夢を叶えに
●●side―――
『まずは、一次審査自己PRです。』
司会をしているのは、韓国の有名なアナウンサーだ。こういうところからも、改めてこのオーディションの規模の大きさを実感する。
自己PRは、エントリーナンバー順に、5分間自分の得意なことなどを自由に発表するというものだ。
私は、この自己PRであの歌を歌うと決めていた。アイドルになると言う夢を蘇らせてくれたあの歌を…
『続いては、エントリーナンバー27番●●さんです! ●●さんはスタンバイをよろしくお願いします。

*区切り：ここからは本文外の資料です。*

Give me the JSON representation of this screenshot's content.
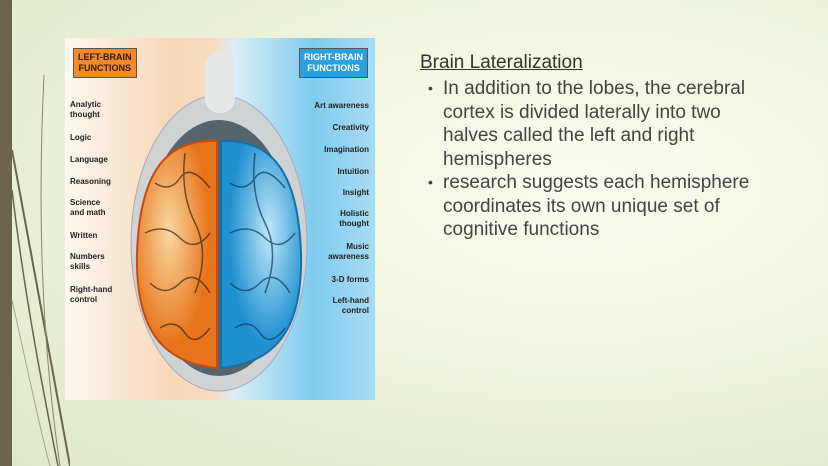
{
  "slide": {
    "title": "Brain Lateralization",
    "bullets": [
      "In addition to the lobes, the cerebral cortex is divided laterally into two halves called the left and right hemispheres",
      "research suggests each hemisphere coordinates its own unique set of cognitive functions"
    ]
  },
  "figure": {
    "left_heading": [
      "LEFT-BRAIN",
      "FUNCTIONS"
    ],
    "right_heading": [
      "RIGHT-BRAIN",
      "FUNCTIONS"
    ],
    "left_items": [
      "Analytic thought",
      "Logic",
      "Language",
      "Reasoning",
      "Science and math",
      "Written",
      "Numbers skills",
      "Right-hand control"
    ],
    "right_items": [
      "Art awareness",
      "Creativity",
      "Imagination",
      "Intuition",
      "Insight",
      "Holistic thought",
      "Music awareness",
      "3-D forms",
      "Left-hand control"
    ]
  },
  "colors": {
    "left": "#f08a2a",
    "right": "#2aa0dc",
    "bar": "#6b6448"
  }
}
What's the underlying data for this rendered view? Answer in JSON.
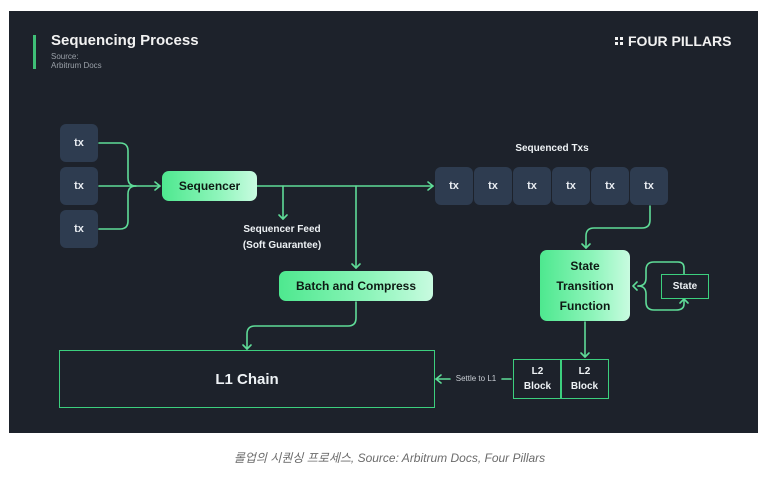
{
  "header": {
    "title": "Sequencing Process",
    "source_label": "Source:",
    "source_value": "Arbitrum Docs",
    "logo_text": "FOUR PILLARS"
  },
  "colors": {
    "background": "#1d222b",
    "accent_green": "#3ccf7e",
    "tx_box": "#2e3c50",
    "text": "#eef2f5"
  },
  "diagram": {
    "input_txs": [
      "tx",
      "tx",
      "tx"
    ],
    "sequencer": "Sequencer",
    "sequencer_feed_line1": "Sequencer Feed",
    "sequencer_feed_line2": "(Soft Guarantee)",
    "batch_compress": "Batch and Compress",
    "sequenced_txs_title": "Sequenced Txs",
    "sequenced_txs": [
      "tx",
      "tx",
      "tx",
      "tx",
      "tx",
      "tx"
    ],
    "stf_line1": "State",
    "stf_line2": "Transition",
    "stf_line3": "Function",
    "state": "State",
    "l2_blocks": [
      {
        "line1": "L2",
        "line2": "Block"
      },
      {
        "line1": "L2",
        "line2": "Block"
      }
    ],
    "settle_label": "Settle to L1",
    "l1_chain": "L1 Chain"
  },
  "caption": "롤업의 시퀀싱 프로세스, Source: Arbitrum Docs, Four Pillars"
}
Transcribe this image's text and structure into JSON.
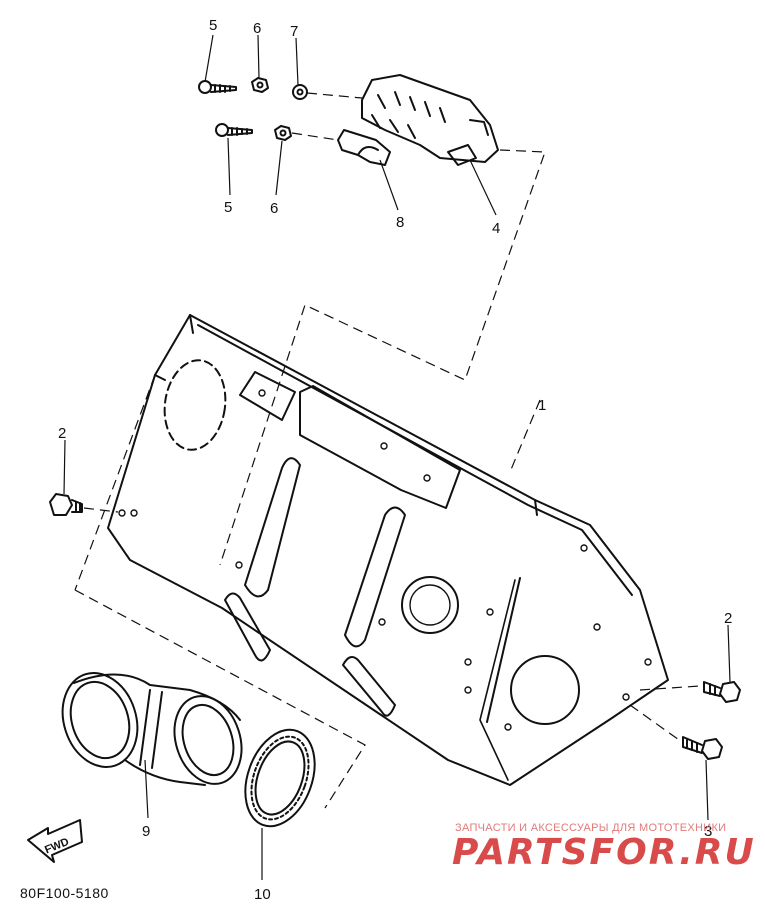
{
  "callouts": {
    "c1": "1",
    "c2a": "2",
    "c2b": "2",
    "c3": "3",
    "c4": "4",
    "c5a": "5",
    "c5b": "5",
    "c6a": "6",
    "c6b": "6",
    "c7": "7",
    "c8": "8",
    "c9": "9",
    "c10": "10"
  },
  "fwd_label": "FWD",
  "diagram_code": "80F100-5180",
  "watermark": {
    "subtitle": "ЗАПЧАСТИ И АКСЕССУАРЫ ДЛЯ МОТОТЕХНИКИ",
    "brand": "PARTSFOR.RU"
  }
}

』
ついに、私の順番が来た。
何十回も練習してきたのに、いざ本番となると、緊張と不安で手足の震えが止まらない。
どうしよう…
私、このまま失敗して終わっちゃうのかな…
止まらない緊張と不安に諦めかけていたその時―――
「頑張って」
聴き慣れた声がどこからともなく聴こえてきた。
えっ、この声は…
私の思考が口からこぼれ出ていたのか、
さっきの声の主は言った。
「今はそんな事いいから。もう始まっちゃうよ?」
「ほら行きな。」と私の背中を押してくれた。
私は、密かに気合を入れて、審査員の方たちの前へ向かって、一歩踏み出した。